Will shook his head, then realised that the voice couldn’t see that so he filled in, “No. Thank you. No message.” Remarkably coherent today, wasn’t he? Why in the hell had he called George, anyway? He looked around. And where had his coffee gone? Oh, hell, he was a mess. The phone went back down and he stared blankly at the wall of his office.
His first therapy appointment hadn’t gone quite the way he’d intended it to do. They’d jumped right back in at the deep end as if nothing had happened and Will hadn’t missed the ten or twelve in the middle. It was as if she was trying to make it so that Will was caught off balance, so that he didn’t have a chance to counter her technique. He’d walked out two hours later even more dazed than he had been when he came into work that morning. In fact, he’d been tempted to walk out in the middle of it, but he’d promised George that he would try.
The only problem was … he was now left with two questions that had to be asked to George, questions that he couldn’t move on without the answers to. Questions that he didn’t want to ask. ‘What do you think about when we’re making love?’ … how did he ask that? And something that, maybe, he should have asked way back; ‘Do you want to be monogamous?’ His guts gave a painful kick.
George was always honest with him, no matter what. Will knew that. But what happened if he got answers that he didn’t want? ‘I sometimes think about women when we’re sleeping together.’ That was the answer he expected, if George was to be totally honest about it, and if Will was totally honest with himself. He’d hardly thought of anything but George for these past few months. It seemed somehow a betrayal. Amy. He’d cheated. Damn, damn, damn. It wasn’t George’s fault.
He’d woken up to himself in the last few days. He’d been blaming George for everything, for the lack of communication, for the constant battle to make things right. It hadn’t been anything to do with George’s problem with sex. It was all Will’s fault. He just … wasn’t enough for George. He wasn’t a woman, he wasn’t a good enough man. He’d brought baggage, he’d brought problems and he strongly suspected that being George’s master wasn’t working because he could tell George was bending rules, it was in his eyes. Just little things. He wasn’t firm enough? Or was …
Please. Please. Please let it work. He’d tell him everything, he decided. When he went home. He would sit him down and tell him the lot. From top to bottom. Him, Molly, Hannibal, Jack, him. He’d tell him everything but please, God, please let it be enough. Don’t let it be too little too late.

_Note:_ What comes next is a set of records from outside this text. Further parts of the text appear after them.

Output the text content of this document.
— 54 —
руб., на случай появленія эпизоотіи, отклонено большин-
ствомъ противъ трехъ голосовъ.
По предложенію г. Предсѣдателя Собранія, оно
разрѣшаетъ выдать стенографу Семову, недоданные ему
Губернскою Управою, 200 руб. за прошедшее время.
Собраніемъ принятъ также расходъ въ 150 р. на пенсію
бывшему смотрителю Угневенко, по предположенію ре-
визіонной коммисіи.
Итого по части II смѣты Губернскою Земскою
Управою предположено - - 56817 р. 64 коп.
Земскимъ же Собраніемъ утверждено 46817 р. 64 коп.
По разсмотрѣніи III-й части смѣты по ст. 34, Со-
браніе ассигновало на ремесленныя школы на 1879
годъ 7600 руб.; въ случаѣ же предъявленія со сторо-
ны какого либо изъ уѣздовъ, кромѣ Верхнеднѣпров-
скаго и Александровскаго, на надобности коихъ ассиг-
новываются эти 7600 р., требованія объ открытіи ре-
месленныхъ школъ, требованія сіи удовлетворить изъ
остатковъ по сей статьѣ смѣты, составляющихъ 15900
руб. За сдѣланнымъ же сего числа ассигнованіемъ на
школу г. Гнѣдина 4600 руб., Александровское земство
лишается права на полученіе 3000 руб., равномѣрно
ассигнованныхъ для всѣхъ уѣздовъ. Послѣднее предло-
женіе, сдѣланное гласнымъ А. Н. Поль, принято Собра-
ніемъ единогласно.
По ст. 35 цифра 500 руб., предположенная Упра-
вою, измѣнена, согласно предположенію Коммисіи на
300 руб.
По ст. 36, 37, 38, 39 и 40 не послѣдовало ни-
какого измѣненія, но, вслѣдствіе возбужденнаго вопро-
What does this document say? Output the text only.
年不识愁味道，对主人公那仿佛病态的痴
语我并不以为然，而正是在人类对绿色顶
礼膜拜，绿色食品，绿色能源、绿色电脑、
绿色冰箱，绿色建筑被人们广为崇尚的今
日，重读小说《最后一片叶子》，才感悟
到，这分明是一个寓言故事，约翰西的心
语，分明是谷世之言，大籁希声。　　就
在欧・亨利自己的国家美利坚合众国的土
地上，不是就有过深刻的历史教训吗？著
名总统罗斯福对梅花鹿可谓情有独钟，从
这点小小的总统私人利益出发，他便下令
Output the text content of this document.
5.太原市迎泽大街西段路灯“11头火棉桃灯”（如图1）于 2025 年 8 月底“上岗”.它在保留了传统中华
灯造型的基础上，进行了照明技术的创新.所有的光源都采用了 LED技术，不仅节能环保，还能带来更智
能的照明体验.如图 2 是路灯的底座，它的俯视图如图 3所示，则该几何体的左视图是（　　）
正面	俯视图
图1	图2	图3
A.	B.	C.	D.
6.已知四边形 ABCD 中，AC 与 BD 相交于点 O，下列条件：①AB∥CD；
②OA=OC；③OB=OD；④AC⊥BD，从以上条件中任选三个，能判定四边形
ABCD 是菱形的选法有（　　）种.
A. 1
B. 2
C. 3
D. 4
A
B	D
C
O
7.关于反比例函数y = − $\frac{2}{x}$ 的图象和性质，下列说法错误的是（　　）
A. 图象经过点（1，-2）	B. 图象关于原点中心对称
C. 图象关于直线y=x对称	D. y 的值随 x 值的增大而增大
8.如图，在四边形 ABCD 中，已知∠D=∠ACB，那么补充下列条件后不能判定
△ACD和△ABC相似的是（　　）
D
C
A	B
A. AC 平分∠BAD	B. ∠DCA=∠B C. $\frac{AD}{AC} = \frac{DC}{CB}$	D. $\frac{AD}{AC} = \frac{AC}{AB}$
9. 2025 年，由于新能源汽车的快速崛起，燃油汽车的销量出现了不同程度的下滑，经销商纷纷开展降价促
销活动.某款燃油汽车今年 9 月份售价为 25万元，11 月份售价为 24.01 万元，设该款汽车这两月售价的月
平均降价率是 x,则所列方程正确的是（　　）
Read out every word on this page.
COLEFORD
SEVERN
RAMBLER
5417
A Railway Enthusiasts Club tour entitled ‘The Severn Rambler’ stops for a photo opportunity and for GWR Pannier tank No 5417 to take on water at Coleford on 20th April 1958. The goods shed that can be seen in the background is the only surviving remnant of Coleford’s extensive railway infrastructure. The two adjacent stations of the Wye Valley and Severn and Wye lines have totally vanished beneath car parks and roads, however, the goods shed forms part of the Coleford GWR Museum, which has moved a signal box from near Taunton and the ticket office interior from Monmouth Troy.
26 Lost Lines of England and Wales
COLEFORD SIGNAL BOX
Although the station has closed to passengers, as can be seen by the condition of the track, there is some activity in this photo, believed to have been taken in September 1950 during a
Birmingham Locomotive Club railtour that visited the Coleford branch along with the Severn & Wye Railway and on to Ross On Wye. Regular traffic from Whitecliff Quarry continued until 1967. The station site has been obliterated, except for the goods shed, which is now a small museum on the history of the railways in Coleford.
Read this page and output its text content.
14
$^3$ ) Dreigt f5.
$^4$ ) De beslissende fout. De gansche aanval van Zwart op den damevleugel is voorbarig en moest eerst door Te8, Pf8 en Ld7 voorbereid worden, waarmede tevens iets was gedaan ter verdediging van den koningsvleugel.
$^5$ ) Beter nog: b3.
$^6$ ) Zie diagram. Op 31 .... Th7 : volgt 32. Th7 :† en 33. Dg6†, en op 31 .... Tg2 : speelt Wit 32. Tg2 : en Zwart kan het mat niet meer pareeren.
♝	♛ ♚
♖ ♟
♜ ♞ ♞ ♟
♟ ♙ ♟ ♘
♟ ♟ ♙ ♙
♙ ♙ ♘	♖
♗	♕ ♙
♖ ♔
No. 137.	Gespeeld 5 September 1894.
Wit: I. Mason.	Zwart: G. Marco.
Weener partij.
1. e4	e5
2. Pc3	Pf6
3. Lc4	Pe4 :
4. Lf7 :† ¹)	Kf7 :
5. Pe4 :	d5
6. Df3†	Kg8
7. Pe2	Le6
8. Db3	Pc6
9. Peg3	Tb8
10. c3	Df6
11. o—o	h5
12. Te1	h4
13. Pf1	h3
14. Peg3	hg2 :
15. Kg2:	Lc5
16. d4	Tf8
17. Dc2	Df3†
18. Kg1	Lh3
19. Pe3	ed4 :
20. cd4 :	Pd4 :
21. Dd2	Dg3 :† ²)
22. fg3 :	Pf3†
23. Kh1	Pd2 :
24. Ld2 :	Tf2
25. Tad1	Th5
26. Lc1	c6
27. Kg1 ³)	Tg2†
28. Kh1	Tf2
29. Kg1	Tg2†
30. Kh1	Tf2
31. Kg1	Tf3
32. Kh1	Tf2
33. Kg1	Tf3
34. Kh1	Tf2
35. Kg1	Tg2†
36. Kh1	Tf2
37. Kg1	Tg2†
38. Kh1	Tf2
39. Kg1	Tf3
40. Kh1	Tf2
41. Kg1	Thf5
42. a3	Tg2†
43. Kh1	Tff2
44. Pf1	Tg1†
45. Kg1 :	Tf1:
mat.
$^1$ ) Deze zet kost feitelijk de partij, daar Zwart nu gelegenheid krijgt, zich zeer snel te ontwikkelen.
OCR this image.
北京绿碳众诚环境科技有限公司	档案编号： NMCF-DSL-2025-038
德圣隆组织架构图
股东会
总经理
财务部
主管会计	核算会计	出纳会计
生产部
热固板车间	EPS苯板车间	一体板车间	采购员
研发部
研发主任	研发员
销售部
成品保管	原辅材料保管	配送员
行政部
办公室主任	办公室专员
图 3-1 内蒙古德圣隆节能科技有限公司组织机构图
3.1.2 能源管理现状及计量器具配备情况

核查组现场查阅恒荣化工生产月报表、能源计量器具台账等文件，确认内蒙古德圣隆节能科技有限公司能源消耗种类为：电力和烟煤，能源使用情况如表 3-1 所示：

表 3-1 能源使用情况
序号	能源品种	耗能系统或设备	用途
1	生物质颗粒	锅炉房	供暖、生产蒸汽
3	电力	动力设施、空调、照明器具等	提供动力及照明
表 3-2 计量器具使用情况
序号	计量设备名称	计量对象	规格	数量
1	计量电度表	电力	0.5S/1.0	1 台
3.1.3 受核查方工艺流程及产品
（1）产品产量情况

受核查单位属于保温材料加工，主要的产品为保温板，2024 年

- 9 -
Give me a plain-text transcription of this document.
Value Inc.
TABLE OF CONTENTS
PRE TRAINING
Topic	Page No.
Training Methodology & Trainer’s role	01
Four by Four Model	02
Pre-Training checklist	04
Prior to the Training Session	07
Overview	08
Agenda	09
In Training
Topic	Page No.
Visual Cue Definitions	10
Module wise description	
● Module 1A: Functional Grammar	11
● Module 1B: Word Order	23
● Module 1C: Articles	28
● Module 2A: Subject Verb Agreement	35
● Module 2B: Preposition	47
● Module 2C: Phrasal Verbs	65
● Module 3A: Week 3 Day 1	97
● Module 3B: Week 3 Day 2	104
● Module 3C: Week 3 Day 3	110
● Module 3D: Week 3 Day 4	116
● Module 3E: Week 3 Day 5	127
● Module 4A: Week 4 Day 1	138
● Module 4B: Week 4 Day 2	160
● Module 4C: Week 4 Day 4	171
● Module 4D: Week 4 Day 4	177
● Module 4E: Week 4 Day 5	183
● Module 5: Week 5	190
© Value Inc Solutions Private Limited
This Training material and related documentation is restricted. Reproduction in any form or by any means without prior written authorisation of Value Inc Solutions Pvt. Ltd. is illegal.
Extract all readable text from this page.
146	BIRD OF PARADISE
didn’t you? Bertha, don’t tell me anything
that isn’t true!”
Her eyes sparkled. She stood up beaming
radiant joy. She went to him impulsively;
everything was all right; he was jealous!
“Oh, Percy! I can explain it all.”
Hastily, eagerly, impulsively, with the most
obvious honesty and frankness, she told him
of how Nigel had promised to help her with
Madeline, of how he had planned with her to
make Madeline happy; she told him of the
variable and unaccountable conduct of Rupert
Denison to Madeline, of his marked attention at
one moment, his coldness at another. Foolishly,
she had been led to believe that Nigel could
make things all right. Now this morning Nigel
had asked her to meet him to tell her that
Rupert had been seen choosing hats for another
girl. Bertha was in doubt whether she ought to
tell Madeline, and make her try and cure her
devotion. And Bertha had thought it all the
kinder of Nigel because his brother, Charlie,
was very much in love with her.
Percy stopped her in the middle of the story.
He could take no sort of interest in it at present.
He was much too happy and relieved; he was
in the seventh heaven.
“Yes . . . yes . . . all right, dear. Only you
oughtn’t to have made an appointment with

His heart was breaking. Silently. Why was it so hard to love him? Did he make it that way? How could he fix it? Was he hurting George all the time? Did George want out and he just couldn’t tell him? Was George doubting his feelings and now he was testing the waters on the other side to see how easy it would be to slip away?
It hadn’t felt like that last night when he’d lain with his cheek against George’s heart, listening to it beat and George had sworn that it was beating for him. It didn’t feel like that when those arms wrapped around him and held him. It didn’t feel like that holding George, kissing him. Or saying he loved him.
Please let it work. Please. God please. Just this one thing and he’d let George have his way for the rest of their lives even if it tore him into little shreds. Please don’t let him leave.